Here's the report from the credit rating service, Moody's, in reaction to the Cark County schools deconsolidation bill signing:

Local Government Clark County School District, NV Reorganization Poses Uncertainty, a Credit Negative

Last Thursday, Nevada (Aa2 stable) Governor Brian Sandoval signed legislation that requires a reorganization of the Clark County School District (A1 stable) into smaller entities by July 1, 2018. The law calls for advisory and technical committees to develop a plan for the reorganization and to study the impact on the district’s financing. Because the details of the reorganization and its implementation have yet to be developed, we are uncertain how it would impact the credit quality of the district’s outstanding debt, and future borrowings post-reorganization. This uncertainty is a credit negative.

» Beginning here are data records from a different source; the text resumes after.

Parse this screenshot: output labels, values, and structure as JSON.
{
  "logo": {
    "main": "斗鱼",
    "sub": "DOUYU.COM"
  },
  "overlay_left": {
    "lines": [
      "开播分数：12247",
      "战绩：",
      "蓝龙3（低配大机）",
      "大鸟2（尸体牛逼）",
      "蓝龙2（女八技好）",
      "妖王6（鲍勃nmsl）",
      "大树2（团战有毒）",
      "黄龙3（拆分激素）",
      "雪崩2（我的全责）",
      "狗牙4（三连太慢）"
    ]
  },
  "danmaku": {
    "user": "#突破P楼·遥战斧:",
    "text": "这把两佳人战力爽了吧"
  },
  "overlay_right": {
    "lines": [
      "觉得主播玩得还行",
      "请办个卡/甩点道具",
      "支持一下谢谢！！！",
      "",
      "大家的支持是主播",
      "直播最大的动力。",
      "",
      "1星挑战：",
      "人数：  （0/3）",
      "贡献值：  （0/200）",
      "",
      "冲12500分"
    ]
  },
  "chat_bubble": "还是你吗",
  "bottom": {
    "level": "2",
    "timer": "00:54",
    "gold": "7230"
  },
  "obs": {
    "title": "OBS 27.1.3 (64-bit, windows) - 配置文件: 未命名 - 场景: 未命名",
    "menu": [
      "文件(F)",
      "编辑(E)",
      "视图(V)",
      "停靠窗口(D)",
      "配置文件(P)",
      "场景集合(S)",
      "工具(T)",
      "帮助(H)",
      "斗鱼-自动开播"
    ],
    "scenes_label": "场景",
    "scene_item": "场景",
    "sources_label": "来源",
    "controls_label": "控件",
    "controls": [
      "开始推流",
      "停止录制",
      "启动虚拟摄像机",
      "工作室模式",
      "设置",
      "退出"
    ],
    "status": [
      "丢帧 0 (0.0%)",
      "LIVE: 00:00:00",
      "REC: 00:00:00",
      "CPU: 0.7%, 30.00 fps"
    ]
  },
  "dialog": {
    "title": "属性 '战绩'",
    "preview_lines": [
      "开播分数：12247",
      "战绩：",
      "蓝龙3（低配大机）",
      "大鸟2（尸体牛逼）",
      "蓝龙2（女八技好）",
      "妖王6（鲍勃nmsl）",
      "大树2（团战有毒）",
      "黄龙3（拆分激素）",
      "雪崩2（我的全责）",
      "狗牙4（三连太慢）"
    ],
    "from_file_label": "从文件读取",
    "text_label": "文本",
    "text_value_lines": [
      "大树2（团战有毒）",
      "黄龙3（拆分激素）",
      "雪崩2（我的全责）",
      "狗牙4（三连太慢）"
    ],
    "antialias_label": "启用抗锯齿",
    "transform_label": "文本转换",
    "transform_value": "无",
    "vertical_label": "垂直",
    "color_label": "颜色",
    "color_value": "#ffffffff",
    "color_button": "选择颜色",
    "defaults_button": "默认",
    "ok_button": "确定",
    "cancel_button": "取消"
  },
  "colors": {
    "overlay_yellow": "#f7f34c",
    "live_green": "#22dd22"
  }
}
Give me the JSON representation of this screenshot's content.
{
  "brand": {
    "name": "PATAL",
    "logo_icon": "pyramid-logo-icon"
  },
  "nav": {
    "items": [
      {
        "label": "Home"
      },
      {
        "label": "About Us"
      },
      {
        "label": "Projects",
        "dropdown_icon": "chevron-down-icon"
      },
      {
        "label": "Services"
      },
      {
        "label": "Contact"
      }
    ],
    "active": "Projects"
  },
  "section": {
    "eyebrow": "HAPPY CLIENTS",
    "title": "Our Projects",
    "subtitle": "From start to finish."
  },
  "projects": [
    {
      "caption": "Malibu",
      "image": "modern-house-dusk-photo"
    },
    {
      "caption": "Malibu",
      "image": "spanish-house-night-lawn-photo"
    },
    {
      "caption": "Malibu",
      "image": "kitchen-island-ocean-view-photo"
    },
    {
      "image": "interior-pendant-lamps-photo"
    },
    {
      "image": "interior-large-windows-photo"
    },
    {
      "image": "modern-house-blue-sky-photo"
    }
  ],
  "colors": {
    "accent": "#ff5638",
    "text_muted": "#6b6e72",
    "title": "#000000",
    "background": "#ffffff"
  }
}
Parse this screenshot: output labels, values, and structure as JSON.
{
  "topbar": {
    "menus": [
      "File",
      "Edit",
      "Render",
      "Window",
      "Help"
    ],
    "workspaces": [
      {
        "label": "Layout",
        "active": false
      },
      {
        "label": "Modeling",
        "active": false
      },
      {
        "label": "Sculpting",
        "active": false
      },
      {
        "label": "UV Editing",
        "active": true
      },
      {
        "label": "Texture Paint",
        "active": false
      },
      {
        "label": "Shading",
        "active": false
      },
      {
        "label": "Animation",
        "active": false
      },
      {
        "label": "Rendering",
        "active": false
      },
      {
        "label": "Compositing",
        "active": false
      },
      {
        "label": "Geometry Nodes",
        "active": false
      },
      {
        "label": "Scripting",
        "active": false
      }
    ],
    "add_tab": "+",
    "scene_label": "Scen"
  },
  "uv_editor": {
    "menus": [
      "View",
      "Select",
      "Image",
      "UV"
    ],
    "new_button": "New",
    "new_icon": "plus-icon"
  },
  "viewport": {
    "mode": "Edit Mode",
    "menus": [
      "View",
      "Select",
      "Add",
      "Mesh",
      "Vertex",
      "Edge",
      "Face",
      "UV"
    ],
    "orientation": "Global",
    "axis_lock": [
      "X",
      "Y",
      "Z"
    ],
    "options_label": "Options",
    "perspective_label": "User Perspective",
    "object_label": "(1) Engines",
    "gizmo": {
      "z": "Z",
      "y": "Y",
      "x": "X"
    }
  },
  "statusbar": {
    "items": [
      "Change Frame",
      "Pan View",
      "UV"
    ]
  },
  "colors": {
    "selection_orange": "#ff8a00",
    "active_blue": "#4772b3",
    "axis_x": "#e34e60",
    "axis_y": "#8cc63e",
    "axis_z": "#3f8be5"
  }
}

The law allows for the creation of “local school precincts” within the boundaries of the Clark County School District. The number and boundaries of these precincts are not specified, nor are the specific duties of the precincts or the residual duties of the district; the district appears likely to provide certain unspecified centralized services and functions. Among the issues identified in the law before the advisory and technical committees are the issuance of bonds and their repayment. Based on our understanding, actions by the state cannot impair the contract between an issuer and bondholders. Therefore, we expect that currently outstanding bonds will be paid from taxes generated from the current tax base of the Clark County School District, as well as other pledged revenues (which include real estate transfer taxes and hotel room taxes).

However, the structure by which revenues will flow to pay debt service is uncertain. Additionally, other aspects of credit quality, including financial operations, management, and governance could be affected by the reorganization. It is unclear what impact, if any, the new legislation will have on the district’s near-term capital and financing plans. In early March, Governor Sandoval approved legislation allowing Nevada school districts to issue debt without voter approval over a 10-year period, provided debt service requirements can be met under existing tax rates. At that time, Clark County School District officials conservatively estimated they could generate $4 billion in bond proceeds over the next decade and initially replace two elementary schools, build 12 additional schools, and add capacity to 40 existing schools by 2018. The district currently has $2.5 billion in general obligation limited tax bonds (GOLT) outstanding. Final maturity for the district’s existing bonds is in fiscal year 2028.